7 minadvancedmemorygarbage-collectionreference-counting

Quick Answer

CPython's primary memory management is **reference counting**: every object tracks how many references point to it, and is freed immediately when that count hits zero. This can't reclaim **reference cycles** (objects referencing each other in a loop), so CPython adds a secondary **generational cyclic garbage collector** that periodically scans for and collects unreachable cycles the refcounter alone would miss.

Detailed Answer

Reference counting: the primary mechanism

import sys

a = [1, 2, 3]
sys.getrefcount(a)   # 2 -- one for `a`, one for the getrefcount() argument itself

b = a                 # refcount incremented
sys.getrefcount(a)    # 3

del b                  # refcount decremented
sys.getrefcount(a)     # back to 2

del a                   # refcount hits 0 (ignoring the getrefcount call itself) -- freed IMMEDIATELY

Every object has a counter tracking how many references point to it. Every new reference (assignment, passing as an argument, appending to a container) increments it; every reference going away (del, reassignment, falling out of scope) decrements it. The moment it hits zero, CPython frees the object's memory immediately — deterministically, unlike generational-only garbage collectors in some other languages.

The gap: reference cycles

class Node:
    def __init__(self):
        self.parent = None
        self.child = None

a = Node()
b = Node()
a.child = b
b.parent = a          # a references b, b references a -- a cycle

del a
del b
# a and b's refcounts never reach 0! each still holds one reference
# from the other -- refcounting ALONE can never free this cycle.

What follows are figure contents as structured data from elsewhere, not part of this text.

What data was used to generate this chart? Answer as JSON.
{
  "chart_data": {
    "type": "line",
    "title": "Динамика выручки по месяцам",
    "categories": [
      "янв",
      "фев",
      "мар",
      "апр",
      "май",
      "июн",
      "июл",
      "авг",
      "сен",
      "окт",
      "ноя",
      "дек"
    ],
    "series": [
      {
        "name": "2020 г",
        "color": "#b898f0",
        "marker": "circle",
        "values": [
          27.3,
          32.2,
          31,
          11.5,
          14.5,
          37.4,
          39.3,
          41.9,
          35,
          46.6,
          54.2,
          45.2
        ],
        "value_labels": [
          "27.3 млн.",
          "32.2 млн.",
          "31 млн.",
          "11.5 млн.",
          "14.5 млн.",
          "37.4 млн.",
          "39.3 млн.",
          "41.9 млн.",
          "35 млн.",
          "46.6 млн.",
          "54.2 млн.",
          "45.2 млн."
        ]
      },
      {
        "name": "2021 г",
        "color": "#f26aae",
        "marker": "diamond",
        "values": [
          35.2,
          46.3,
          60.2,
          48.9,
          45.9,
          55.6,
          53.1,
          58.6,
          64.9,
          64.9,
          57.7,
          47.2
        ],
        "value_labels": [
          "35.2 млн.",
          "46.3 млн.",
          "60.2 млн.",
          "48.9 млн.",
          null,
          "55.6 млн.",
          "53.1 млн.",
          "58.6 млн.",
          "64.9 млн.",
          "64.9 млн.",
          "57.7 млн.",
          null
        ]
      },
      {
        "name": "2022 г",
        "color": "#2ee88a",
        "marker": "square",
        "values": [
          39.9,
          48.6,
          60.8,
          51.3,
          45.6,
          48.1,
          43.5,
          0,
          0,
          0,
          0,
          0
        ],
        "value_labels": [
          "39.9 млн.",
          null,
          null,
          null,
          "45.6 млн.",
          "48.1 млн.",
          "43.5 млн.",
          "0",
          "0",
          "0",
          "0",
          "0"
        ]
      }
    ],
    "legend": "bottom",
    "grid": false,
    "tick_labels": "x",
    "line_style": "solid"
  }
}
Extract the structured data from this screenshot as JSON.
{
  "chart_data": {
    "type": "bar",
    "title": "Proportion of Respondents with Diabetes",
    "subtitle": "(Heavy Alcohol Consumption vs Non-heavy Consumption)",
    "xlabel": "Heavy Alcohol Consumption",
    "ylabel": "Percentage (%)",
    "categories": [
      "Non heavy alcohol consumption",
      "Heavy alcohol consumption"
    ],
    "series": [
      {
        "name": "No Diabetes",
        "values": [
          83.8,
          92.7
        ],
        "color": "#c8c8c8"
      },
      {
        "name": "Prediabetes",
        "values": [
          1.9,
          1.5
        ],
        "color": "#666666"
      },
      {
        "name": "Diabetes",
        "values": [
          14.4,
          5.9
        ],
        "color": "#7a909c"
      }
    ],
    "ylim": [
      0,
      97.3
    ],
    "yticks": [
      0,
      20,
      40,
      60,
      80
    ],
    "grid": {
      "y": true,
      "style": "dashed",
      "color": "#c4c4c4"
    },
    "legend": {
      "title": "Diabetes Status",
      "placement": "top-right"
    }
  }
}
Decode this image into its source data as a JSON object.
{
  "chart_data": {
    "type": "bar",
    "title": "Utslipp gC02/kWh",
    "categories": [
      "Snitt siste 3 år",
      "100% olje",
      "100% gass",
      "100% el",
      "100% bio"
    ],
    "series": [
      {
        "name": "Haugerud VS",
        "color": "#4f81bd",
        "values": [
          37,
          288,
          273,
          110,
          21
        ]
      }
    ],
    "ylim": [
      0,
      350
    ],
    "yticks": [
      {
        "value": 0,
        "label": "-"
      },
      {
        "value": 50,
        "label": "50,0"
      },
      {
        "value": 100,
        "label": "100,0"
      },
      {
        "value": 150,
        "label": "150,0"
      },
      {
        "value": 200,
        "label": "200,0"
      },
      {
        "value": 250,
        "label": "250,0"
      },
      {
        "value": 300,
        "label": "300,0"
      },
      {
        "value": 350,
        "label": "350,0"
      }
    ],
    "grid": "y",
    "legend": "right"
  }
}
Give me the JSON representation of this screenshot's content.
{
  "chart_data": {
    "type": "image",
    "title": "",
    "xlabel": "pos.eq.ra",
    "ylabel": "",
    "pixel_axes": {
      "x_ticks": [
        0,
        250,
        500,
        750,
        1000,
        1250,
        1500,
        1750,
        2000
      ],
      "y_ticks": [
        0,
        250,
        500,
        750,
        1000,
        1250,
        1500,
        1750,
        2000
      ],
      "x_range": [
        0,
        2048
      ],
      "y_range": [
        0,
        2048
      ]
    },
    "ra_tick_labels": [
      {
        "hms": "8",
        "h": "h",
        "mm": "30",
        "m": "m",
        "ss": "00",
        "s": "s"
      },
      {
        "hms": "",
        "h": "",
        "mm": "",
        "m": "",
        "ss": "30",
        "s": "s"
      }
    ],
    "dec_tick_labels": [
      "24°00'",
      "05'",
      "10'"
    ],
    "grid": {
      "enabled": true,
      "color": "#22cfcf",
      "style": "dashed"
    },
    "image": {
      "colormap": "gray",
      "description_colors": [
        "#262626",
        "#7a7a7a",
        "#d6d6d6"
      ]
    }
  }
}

Even after both a and b go out of scope from the program's perspective, they still reference each other, so neither refcount ever reaches zero through refcounting alone — this is exactly the gap the cyclic garbage collector exists to close.

The generational cyclic GC: the secondary mechanism

import gc

gc.collect()          # force a collection cycle
gc.get_stats()         # per-generation collection stats

CPython periodically runs a generational mark-and-sweep-style collector (three generations: 0, 1, 2) that specifically looks for groups of objects that reference each other but are unreachable from anything else in the program, and frees them together. New objects start in generation 0; objects that survive a collection are promoted to older generations, which are scanned less frequently (since long-lived objects are statistically less likely to become garbage soon) — this generational strategy keeps the overhead of cycle detection low for typical workloads.

Why this two-tier design

Reference counting alone is simple and gives instant, deterministic cleanup for the overwhelming majority of objects (no cycles involved), but can't handle cycles. A purely generational/tracing collector (like many other managed-memory languages use) can handle cycles but gives up deterministic, immediate cleanup. CPython's design gets the best of both: immediate cleanup for the common case, periodic cycle detection as a backstop for the rest.

Interview-ready summary: CPython frees most objects immediately via reference counting the moment their refcount hits zero; a supplementary generational garbage collector runs periodically to detect and free reference cycles that counting alone can never resolve, since a cycle's member objects each keep the others' refcounts above zero indefinitely.